Cardiotocografia com variabilidade moderada, acelerações e ausência de desacelerações → indica bem-estar fetal.
Uma cardiotocografia que demonstra bem-estar fetal é caracterizada por variabilidade moderada da frequência cardíaca fetal, presença de acelerações transitórias e ausência de desacelerações significativas, indicando um feto não hipóxico.

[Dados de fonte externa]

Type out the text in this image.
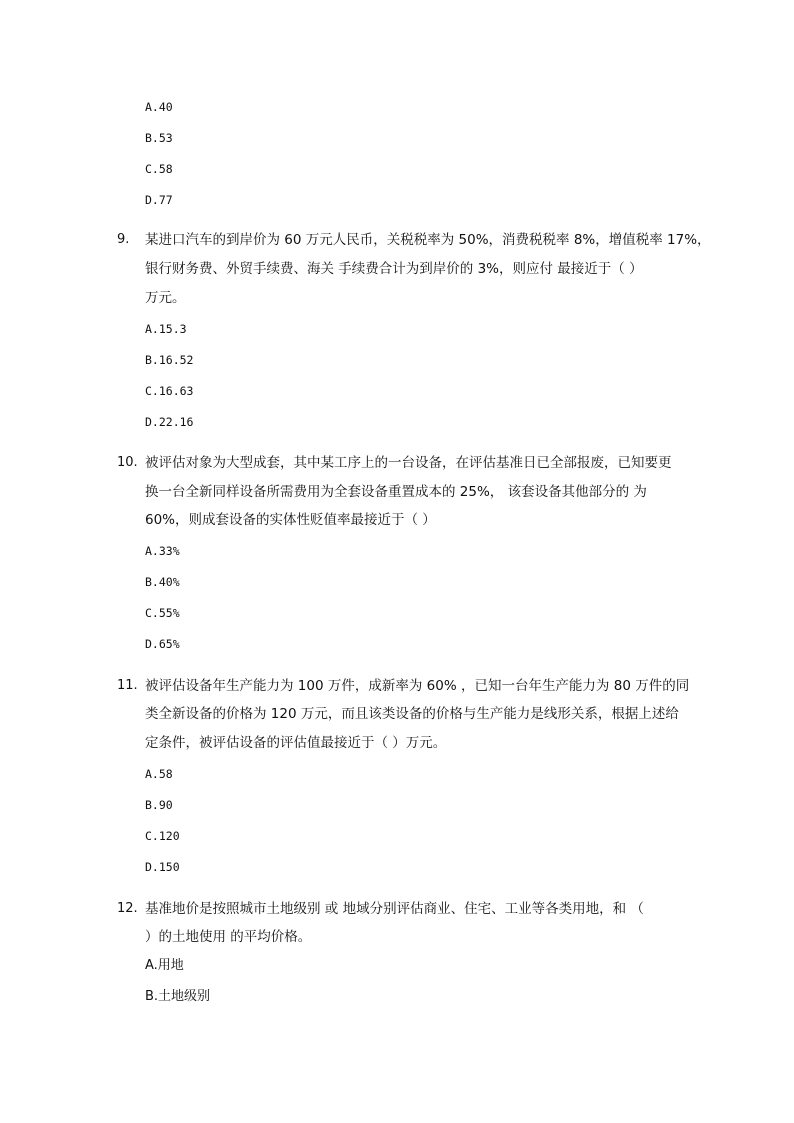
A.40
B.53
C.58
D.77
9. 某进口汽车的到岸价为 60 万元人民币，关税税率为 50%，消费税税率 8%，增值税率 17%，
银行财务费、外贸手续费、海关 手续费合计为到岸价的 3%，则应付 最接近于（ ）
万元。
A.15.3
B.16.52
C.16.63
D.22.16
10. 被评估对象为大型成套，其中某工序上的一台设备，在评估基准日已全部报废，已知要更
换一台全新同样设备所需费用为全套设备重置成本的 25%， 该套设备其他部分的 为
60%，则成套设备的实体性贬值率最接近于（ ）
A.33%
B.40%
C.55%
D.65%
11. 被评估设备年生产能力为 100 万件，成新率为 60% ，已知一台年生产能力为 80 万件的同
类全新设备的价格为 120 万元，而且该类设备的价格与生产能力是线形关系，根据上述给
定条件，被评估设备的评估值最接近于（ ）万元。
A.58
B.90
C.120
D.150
12. 基准地价是按照城市土地级别 或 地域分别评估商业、住宅、工业等各类用地，和 （
）的土地使用 的平均价格。
A.用地
B.土地级别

A cardiotocografia (CTG) é um método de monitoramento fetal amplamente utilizado no pré-natal e durante o trabalho de parto para avaliar a vitalidade e o bem-estar fetal. Ela registra simultaneamente a frequência cardíaca fetal (FCF) e a atividade uterina, permitindo identificar padrões que podem indicar hipóxia ou sofrimento fetal. Uma CTG que demonstra bem-estar fetal é classificada como reativa. Os critérios para reatividade incluem uma FCF basal normal (110-160 bpm), variabilidade moderada (oscilações de 6 a 25 bpm na FCF), e a presença de pelo menos duas acelerações transitórias (aumento da FCF de pelo menos 15 bpm por 15 segundos) em um período de 20 minutos. A ausência de desacelerações significativas também é um indicativo de bem-estar. No caso apresentado, a melhora da dor após analgesia e a ausência de evolução do colo uterino, juntamente com uma CTG que, presumivelmente, atende aos critérios de reatividade (levando ao gabarito 'Bem-estar fetal'), sugerem que a dor inicial não estava relacionada a um trabalho de parto ativo ou sofrimento fetal. A interpretação correta da CTG é uma habilidade essencial para o residente, pois guia decisões clínicas importantes sobre o manejo da gestação e do parto.
Uma cardiotocografia reativa apresenta frequência cardíaca fetal basal entre 110-160 bpm, variabilidade moderada (6-25 bpm), e pelo menos duas acelerações transitórias em 20 minutos.
A variabilidade reflete a interação entre os sistemas nervoso simpático e parassimpático e é um indicador crucial da oxigenação e integridade neurológica fetal. Variabilidade moderada é um sinal de bem-estar.
Desacelerações tardias (após o pico da contração), variáveis graves ou prolongadas são preocupantes, pois podem indicar hipóxia fetal e requerem investigação e intervenção.